On 1 April 2012 06:43, Hugo Leveille <[email protected]> wrote:

  How do you find it impractical? Having a script that copies the network file 
to a local raid and set it in proxy path is quite practical and easy to manage, 
not matter how many artist, no? Unless I misunderstand you.

  Id like to have your view on this.

  Thanks

  Sent from my iPhone

  On 2012-03-31, at 11:30 PM, "Nathan Rusch" <[email protected]> wrote:


    Yeah, localizing files is definitely nice (preferable to proxies like you 
said), but it becomes rapidly impractical once you exceed a certain number of 
artists.

    -Nathan



    From: Hugo Leveille 
    Sent: Saturday, March 31, 2012 8:24 PM
    To: Nuke user discussion 
    Subject: Re: [Nuke-users] global proxy format setting?

    What you'll want more often than other is a 1:1 local version of a network 
file. Not a mixed resolution

    Sent from my iPhone

    On 2012-03-31, at 11:20 PM, "Nathan Rusch" <[email protected]> wrote:


      Once you cross that nebulous critical point where you go from using 
proxies occasionally to regularly, chances are you’re thinking about writing 
scripts/tools to handle it automagically.

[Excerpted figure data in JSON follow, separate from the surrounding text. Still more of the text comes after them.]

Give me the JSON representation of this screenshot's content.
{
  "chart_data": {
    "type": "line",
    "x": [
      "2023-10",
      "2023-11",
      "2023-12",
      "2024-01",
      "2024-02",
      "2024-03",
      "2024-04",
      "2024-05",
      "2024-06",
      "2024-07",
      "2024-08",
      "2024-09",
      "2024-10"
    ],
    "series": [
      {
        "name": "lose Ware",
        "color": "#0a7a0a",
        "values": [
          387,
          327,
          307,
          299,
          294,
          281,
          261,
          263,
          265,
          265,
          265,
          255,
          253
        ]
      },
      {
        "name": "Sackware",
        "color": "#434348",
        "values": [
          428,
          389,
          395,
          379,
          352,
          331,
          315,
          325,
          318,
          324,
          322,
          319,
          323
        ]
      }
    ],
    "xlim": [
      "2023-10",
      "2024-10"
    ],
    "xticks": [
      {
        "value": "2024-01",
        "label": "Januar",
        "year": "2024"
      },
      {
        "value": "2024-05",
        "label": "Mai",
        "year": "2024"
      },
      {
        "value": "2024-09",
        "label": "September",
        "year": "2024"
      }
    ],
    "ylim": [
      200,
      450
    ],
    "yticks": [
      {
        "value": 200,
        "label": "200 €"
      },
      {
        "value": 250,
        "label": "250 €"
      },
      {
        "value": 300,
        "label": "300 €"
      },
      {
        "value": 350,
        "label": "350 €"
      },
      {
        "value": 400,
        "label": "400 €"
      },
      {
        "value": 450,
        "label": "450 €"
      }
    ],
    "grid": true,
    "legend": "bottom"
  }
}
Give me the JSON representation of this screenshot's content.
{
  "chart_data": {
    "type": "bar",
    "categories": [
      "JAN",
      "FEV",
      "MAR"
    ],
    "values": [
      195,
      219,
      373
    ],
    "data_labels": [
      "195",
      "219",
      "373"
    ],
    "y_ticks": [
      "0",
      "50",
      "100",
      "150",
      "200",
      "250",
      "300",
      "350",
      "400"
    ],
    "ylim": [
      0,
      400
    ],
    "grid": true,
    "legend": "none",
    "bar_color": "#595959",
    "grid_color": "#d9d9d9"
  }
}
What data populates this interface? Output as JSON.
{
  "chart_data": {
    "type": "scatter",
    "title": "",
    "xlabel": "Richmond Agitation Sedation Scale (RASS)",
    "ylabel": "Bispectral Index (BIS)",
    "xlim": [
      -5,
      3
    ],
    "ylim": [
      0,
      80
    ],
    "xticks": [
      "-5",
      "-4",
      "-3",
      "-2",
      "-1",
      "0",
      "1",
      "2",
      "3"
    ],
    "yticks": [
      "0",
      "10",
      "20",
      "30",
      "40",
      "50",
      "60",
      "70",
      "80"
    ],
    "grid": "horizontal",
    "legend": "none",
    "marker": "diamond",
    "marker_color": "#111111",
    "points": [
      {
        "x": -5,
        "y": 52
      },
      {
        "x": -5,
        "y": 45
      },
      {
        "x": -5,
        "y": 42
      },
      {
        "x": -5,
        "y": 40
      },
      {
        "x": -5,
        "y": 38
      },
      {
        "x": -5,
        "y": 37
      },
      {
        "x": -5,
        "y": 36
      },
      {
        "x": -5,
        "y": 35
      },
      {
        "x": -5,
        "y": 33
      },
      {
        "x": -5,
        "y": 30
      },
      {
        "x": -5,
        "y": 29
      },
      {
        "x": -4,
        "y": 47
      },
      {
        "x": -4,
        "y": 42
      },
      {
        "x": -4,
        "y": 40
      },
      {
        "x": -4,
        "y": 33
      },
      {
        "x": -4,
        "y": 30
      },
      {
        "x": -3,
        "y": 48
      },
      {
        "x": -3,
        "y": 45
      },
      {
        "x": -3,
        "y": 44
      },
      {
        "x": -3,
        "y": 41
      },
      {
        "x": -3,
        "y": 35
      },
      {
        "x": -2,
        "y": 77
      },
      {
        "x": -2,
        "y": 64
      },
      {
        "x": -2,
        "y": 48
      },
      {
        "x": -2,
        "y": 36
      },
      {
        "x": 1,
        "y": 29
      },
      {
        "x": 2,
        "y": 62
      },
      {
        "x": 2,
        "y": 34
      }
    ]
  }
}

      In your example, it would be possible to parse out the resolution string 
from the image path, but the easier choice would be to simply hand Nuke the 
path to the proxy sequence and let it set the format for you (using 
read['proxy'].fromUserText('/my/proxy/path')). This would also let you to work 
with a more generalized directory structure. An extremely simplified example 
would be something like:

      
/pfcluster/Alphaville/PRODUCTION/01_joyluck/RENDERS/3D_ELEMENTS/joyluck_lightTex_v019_ln/LaserGlow/full/joyluck_lightTex_v019_ln_LaserGlow.####.exr

      
/pfcluster/Alphaville/PRODUCTION/01_joyluck/RENDERS/3D_ELEMENTS/joyluck_lightTex_v019_ln/LaserGlow/proxy/joyluck_lightTex_v019_ln_LaserGlow.####.exr

      This way you won’t need to worry about doing any parsing, and can just 
set the proxy knob if that directory exists, or leave it blank otherwise.

      To be honest, however, proxies are enough of a pain that the benefits 
rarely outweigh the potential for mixups and mistakes, even at 4k and above.

      -Nathan



      From: Bill Gilman 
      Sent: Saturday, March 31, 2012 6:39 PM
      To: Nuke user discussion 
      Subject: Re: [Nuke-users] global proxy format setting?

      Hi Hugo


      First off, thanks for the code.  It doesn't seem to be working for me but 
maybe it will after you get a chance to play with it.


      Out of curiosity, how hard would it be to parse, say, a resolution 
directory and change it to the proxy res?  Would this be best done with TCL or 
Python?  eg.:


      
/pfcluster/Alphaville/PRODUCTION/01_joyluck/RENDERS/3D_ELEMENTS/joyluck_lightTex_v019_ln/LaserGlow/4096x3112/joyluck_lightTex_v019_ln_LaserGlow.####.exr
                                  ^ ^ ^


      would become


      
/pfcluster/Alphaville/PRODUCTION/01_joyluck/RENDERS/3D_ELEMENTS/joyluck_lightTex_v019_ln/LaserGlow/1024x778/joyluck_lightTex_v019_ln_LaserGlow.####.exr
                                  ^ ^ ^


      But my real question is:  everybody has to do this with shots they're 
using proxies for?  That seems really nuts to me.  I can't imagine everyone has 
automatic scripts to do this sort of thing.